Also, a second question. She doused the inside of the car - the upholstery and floor mats - with lighter fluid and then ignited it by tossing lit matches through the open windows. Am I correct that this fire will take at least a few minutes to fully ignite, giving her enough time to get away? Is there a better way to torch the inside of a car? It's a four-door luxury sedan.

Thanks!

hammerklavier
09-10-2009, 07:19 AM
Certain flammables would be slow burning enough that she should be able to get away before it becomes an inferno. Especially if the windows are just "cracked" rather than full down. However, the light from the fire would be evident very quickly if this occurs at night. Are you talking about lighter fluid for starting a charcoal barbecue? That should work fine.

JulieHowe
09-10-2009, 08:15 AM
Certain flammables would be slow burning enough that she should be able to get away before it becomes an inferno. Especially if the windows are just "cracked" rather than full down. However, the light from the fire would be evident very quickly if this occurs at night.
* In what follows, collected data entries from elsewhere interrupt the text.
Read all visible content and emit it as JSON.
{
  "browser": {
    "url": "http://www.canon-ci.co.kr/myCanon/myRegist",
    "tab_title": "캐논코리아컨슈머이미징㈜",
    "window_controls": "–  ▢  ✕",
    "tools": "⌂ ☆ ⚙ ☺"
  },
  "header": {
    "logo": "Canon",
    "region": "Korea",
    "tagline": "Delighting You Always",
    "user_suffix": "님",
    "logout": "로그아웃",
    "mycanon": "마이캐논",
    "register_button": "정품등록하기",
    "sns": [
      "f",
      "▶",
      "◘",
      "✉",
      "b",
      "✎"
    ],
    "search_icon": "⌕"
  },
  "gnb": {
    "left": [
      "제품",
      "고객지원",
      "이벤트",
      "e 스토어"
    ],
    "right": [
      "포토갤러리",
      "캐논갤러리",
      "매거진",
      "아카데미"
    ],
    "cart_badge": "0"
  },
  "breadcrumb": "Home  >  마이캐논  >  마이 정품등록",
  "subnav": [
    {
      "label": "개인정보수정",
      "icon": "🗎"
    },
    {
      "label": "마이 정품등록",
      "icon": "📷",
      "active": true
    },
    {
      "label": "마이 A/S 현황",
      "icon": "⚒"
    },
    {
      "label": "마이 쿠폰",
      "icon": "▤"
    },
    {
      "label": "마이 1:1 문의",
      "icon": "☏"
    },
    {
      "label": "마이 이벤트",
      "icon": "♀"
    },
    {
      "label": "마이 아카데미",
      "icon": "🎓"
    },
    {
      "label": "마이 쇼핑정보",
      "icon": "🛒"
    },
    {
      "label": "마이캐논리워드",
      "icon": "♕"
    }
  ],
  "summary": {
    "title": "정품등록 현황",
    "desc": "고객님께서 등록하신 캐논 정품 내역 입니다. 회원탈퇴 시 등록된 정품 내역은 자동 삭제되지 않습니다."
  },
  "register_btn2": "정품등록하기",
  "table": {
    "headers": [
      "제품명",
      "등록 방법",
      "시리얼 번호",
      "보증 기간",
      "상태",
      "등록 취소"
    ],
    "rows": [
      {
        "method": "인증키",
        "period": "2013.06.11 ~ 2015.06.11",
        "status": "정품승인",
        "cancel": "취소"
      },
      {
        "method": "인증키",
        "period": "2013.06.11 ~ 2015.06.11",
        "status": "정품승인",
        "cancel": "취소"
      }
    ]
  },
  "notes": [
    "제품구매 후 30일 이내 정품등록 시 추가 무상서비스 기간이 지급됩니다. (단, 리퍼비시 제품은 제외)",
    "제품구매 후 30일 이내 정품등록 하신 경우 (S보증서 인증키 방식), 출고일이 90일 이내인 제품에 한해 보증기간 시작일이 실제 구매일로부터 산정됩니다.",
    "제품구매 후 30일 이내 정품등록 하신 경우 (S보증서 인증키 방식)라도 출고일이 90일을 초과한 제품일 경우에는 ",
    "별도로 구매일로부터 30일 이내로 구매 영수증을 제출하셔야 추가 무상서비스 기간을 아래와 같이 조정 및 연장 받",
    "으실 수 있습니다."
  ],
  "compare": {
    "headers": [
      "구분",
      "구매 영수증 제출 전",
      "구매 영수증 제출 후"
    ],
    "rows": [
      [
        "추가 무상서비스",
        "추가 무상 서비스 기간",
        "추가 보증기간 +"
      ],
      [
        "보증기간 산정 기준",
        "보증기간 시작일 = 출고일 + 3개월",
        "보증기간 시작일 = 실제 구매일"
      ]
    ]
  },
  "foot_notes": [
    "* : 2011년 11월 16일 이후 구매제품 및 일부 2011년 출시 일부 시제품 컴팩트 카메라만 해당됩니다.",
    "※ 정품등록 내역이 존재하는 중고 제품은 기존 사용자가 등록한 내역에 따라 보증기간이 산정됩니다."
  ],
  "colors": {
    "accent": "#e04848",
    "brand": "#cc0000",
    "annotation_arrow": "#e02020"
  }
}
Are you talking about lighter fluid for starting a charcoal barbecue? That should work fine.

Yes, lighter fluid for a barbecue. Thanks for the mention about the windows being cracked open rather than rolled all the way down. I'll change that detail in my story. Thanks!

The Lonely One
09-10-2009, 08:34 AM
Where I live you can have a lawyer present during a police interview. As I recall one of our department's cases got thrown out because they recorded a confidential conversation between a man and his lawyer as part of their evidence against him.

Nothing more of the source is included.